On Mon, 2017-03-27 at 05:26 -0700, sa wrote:
> Dear Martin,
<snip>
> > > 2. and want to perform a check if the memory allocated to *p1 is between
> > > range (0 to 255)
> > > 3. and for q between p-q <4 && q between range (0 to 255)
> > > 4. and also check if p=q if i free p after allocation and then allocate
> > q.
> >
> > If you want to allocate memory in your model I would recommend using
> > malloc / free as you will then get leak checking and the rest of the
> > memory allocation checks.
> >
> > *My aim here is to write some formula's or constraints like*
> *(1. for p1 using malloc, anywhere in the heap ---------p1 belongs between
> 0 to 255*
> * 2. p2 using malloc ------p1-p2 <4 && p2 Belongs **between ** 0 to255)*
Pointer arithmetic like this is supported but malloc will return
non-overlapping segments so I'm not sure this can occur.
> *and implement them so that the memory allocated using malloc is random and
> not as obvious as it is in CBMC. *
> *If i have not mistaken then CBMC just allocates memory chunk after chunk
> when i use malloc, i want to make this allocation random so that
> vulnerability doesnt occur. Please let me know if there is a way to do
> this.*
>
> *Thanks in advance...*
So the way memory allocation is modelled in CPROVER is that it uses a
number of 'blocks' each of which is writable at a (large) number of
offsets. Each call to malloc (__CPROVE_malloc specifically) creates a
new one of these. Reads and writes need to know the block and offset.
So that pointer arithmetic works easily and so that some type unsafe
access to pointers work, we pack these into pointer values.

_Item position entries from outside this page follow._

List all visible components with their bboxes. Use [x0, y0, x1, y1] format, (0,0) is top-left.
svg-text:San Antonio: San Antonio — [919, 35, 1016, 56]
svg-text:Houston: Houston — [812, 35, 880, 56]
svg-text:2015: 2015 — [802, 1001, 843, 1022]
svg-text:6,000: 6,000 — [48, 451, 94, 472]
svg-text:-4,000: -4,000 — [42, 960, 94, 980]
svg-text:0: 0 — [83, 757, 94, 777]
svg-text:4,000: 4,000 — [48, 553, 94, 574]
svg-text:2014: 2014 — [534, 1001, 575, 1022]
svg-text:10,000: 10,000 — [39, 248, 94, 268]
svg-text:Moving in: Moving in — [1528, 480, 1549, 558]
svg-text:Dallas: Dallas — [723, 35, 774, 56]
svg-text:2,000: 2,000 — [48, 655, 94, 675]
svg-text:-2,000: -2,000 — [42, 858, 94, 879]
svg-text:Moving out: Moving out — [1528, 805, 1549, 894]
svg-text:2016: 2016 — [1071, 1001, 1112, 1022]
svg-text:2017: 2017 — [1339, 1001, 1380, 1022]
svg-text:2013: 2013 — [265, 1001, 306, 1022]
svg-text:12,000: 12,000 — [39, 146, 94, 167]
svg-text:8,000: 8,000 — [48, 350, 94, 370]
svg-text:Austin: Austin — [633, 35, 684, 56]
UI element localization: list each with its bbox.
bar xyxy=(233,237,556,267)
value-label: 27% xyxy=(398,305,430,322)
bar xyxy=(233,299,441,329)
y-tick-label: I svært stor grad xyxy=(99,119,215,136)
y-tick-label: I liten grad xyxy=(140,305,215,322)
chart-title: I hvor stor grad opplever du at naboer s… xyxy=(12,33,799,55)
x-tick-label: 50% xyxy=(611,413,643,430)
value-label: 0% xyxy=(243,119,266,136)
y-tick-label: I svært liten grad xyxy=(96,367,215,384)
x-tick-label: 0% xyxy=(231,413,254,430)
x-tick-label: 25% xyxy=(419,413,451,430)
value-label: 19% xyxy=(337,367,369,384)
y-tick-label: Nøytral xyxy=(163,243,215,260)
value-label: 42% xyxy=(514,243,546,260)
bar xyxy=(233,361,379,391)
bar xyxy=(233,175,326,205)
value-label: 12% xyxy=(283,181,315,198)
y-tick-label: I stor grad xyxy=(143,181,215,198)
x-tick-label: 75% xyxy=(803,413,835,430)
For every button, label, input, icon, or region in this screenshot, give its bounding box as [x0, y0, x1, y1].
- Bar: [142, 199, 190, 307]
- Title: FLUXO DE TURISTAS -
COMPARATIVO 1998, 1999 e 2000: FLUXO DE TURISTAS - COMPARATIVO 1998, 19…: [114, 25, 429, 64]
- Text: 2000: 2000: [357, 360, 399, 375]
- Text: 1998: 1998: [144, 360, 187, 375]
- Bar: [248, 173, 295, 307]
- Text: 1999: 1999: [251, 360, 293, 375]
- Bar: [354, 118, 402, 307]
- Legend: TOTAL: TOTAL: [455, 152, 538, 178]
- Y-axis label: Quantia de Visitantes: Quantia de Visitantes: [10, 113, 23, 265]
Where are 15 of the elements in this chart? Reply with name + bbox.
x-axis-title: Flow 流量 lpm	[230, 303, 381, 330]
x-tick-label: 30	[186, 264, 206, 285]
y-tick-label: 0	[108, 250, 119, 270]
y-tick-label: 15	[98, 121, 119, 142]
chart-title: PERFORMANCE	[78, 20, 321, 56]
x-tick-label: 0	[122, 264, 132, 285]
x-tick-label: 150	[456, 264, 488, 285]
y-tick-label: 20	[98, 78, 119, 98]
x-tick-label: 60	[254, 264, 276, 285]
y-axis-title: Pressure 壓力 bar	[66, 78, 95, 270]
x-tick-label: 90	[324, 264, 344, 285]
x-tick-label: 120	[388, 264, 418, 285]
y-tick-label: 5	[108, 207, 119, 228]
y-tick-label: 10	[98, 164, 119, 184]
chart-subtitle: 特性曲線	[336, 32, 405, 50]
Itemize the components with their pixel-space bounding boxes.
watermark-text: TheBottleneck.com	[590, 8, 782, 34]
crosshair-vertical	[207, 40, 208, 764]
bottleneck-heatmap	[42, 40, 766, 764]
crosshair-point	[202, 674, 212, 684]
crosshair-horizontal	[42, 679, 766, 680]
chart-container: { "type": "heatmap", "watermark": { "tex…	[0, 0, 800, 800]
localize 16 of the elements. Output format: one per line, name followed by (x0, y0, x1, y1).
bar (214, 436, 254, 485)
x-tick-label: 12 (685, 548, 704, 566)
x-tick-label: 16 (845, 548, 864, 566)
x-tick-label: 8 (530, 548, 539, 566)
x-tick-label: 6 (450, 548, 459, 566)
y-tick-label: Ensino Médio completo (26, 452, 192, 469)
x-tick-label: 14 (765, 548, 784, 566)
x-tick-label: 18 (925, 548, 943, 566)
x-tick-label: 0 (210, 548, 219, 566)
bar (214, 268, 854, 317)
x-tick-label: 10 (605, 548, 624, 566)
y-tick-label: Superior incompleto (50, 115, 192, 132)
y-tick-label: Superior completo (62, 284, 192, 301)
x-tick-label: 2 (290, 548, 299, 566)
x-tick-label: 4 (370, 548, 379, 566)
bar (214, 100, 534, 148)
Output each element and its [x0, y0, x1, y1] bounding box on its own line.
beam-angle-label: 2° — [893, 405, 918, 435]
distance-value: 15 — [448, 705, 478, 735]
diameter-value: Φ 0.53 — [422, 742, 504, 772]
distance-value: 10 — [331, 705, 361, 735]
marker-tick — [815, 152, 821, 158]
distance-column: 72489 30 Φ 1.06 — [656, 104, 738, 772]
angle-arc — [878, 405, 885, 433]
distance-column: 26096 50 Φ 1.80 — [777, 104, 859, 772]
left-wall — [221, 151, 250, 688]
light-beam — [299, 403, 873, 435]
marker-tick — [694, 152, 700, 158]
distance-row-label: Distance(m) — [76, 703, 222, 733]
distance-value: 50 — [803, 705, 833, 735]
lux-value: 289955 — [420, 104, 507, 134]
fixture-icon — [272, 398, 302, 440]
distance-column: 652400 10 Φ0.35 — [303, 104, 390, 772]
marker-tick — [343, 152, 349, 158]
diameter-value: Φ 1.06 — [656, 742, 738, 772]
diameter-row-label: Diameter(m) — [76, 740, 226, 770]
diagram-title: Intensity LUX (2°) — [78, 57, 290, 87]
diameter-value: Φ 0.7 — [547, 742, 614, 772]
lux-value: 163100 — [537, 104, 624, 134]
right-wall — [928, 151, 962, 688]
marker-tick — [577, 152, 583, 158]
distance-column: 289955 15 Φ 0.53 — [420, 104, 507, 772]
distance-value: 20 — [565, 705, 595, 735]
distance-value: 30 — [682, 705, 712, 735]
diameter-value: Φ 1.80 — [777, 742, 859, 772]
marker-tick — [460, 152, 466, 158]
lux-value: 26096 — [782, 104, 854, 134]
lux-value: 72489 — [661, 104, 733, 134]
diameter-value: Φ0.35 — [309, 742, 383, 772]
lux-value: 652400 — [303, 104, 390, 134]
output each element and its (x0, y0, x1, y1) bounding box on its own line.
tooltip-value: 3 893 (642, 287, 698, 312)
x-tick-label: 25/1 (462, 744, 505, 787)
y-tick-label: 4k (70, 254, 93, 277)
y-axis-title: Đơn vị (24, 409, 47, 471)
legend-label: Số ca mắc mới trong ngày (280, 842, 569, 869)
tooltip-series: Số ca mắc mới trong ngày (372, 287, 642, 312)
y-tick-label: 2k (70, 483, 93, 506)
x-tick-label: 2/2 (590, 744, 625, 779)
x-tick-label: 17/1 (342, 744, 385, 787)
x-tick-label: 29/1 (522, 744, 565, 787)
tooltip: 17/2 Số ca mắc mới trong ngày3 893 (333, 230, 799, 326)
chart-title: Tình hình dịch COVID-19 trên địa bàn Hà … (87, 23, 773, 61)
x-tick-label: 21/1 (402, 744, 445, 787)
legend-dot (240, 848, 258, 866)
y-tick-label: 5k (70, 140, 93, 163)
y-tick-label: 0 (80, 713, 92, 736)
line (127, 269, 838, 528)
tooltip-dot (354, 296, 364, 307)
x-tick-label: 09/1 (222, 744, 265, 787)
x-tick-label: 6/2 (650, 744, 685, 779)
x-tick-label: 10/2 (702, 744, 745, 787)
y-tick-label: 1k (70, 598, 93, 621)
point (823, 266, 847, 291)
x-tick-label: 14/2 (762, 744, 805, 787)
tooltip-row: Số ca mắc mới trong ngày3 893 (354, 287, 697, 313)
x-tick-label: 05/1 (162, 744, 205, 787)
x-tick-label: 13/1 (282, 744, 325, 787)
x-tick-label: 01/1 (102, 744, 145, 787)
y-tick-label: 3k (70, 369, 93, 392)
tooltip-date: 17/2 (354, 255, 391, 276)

This will
give the impression of sequentially allocated blocks while in practice
the memory model doesn't assume a contiguous address space. It's not an
ideal system but it works reasonably well. Errors that could result in
memory "corruption" can be caught with --bounds-check and
--pointer-check.
Your question seems to be about the particular bit patterns used for
pointers. I'm not sure these are actually accessible in ISO C without
undefined behaviour. Thus programs that depend on these are likely to
be non-portable (at best) or unstable (at worst) given things like ASLR.
Changing the bit pattern we use would be possible but might require
changes at the encoding level which is not simple. Alternatively,
allocate one block with malloc and then hand out parts of it as you
want, giving the non-deterministic behaviour you want.